Even if some Republicans did want to shift toward a more bipartisan approach -- after more than three decades of successfully using "wedge" tactics and armed with a right-wing media infrastructure built to destroy opponents -- such a change might be impossible.
The idea of transforming modern Republicanism into some less partisan form might be like trying to train a boa constrictor which fork to use at the dinner table.
In recent years, whenever Republicans have talked about repudiating "partisan rancor" -- as John McCain did at the Republican National Convention -- it is followed by another binge of partisan rancor, like Sarah Palin's ugly rhetoric about Obama "palling around with terrorists" or McCain's own smearing of Obama as a "socialist."
Think back, too, on George W. Bush's sweet talk in Campaign 2000 about his "compassionate conservatism" that would respect opponents. That was followed by the bare-knuckled suppression of Florida's votes and then -- despite his tainted victory as a popular-vote loser -- Bush's hard-ball determination to enact a right-wing agenda.
After the 9/11 attacks, when Democrats and many other Americans swore off partisanship in the cause of national unity, Bush seized the moment to arrogate unprecedented powers to himself. Then, in fall 2002, he exploited America's fear and anger to push through a pre-election Iraq War authorization and still branded the Democrats as soft on terror.
In 2004, Bush and his political guru Karl Rove set their sights on a "permanent Republican majority" that would relegate the Democrats to a cosmetic appendage to what would really be a one-party state, with the Republicans controlling all levers of government power and backed by an intimidating right-wing news media.
For Bush, the notion of bipartisanship became: Do whatever I say. Otherwise, you get billed as unpatriotic and un-American -- deserving of abuse and even physical threats, like those meted out to the Dixie Chicks for daring to criticize Bush at a pre-Iraq-invasion concert.
Similarly, anyone who threatened Republican electoral dominance could expect steady doses of smears, like the Swift Boat attacks on John Kerry's Vietnam War heroism. At Bush's 2004 convention, some GOP delegates wore Purple Heart Band-Aids to mock the severity of Kerry's war wounds.
After Election 2004, with Bush gaining a second term and the Republicans again owning both houses of Congress, Rove ally Grover Norquist mused that Democrats should learn to get along in Washington by becoming like castrated pets to their Republican masters.
Fawning Press Corps
It may seem odd today with Bush's approval ratings in the 20th percentiles, but it's worth looking back on Bush's triumphalism after he got that second term.
Not only did the potent right-wing news media gush about his innate brilliance, but so did much of the mainstream press.
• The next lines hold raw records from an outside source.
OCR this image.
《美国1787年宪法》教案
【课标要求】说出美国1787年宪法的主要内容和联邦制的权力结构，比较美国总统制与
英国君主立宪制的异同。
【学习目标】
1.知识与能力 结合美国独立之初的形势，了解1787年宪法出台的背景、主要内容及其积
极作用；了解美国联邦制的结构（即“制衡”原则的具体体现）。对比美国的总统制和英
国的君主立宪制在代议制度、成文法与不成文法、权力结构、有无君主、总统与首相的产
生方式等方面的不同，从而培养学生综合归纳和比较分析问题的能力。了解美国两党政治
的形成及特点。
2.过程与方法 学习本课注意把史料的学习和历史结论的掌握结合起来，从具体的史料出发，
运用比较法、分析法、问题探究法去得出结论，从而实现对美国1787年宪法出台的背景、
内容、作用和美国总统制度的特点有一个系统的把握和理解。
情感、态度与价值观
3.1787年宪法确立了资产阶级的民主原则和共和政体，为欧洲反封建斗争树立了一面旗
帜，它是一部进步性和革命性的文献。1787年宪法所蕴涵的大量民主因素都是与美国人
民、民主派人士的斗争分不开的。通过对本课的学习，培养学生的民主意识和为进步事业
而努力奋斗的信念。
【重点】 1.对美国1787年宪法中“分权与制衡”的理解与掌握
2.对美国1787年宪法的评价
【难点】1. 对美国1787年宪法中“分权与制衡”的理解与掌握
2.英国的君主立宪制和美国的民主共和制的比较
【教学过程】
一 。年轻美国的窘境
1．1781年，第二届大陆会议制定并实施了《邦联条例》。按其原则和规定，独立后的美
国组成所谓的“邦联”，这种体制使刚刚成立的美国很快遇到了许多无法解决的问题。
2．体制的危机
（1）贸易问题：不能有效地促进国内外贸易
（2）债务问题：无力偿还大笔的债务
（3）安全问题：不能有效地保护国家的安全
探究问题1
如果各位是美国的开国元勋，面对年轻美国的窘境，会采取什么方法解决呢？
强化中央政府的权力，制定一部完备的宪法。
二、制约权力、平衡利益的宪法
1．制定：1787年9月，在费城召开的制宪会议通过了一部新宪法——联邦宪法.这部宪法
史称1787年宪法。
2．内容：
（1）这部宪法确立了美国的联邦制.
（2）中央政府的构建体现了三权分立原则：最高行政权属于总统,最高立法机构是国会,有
Pundits were enthralled by Bush's grandiose Second Inaugural Address -- with its repetitious use of the words "freedom" and "liberty" even as Bush was trampling on the Founders' concepts of "unalienable rights" for all.
Only a series of Bush failures -- from his attempts to partially privatize Social Security to the worsening Iraq War to his bungled response to Hurricane Katrina -- began to wash away the veneer of Bush's infallibility.
Small news outlets mostly on the Internet and Comedy Central's "The Daily Show with Jon Stewart" gave voice to a popular awakening about the phoniness of Bush's tough-guy rhetoric and the obsequiousness of the major news media.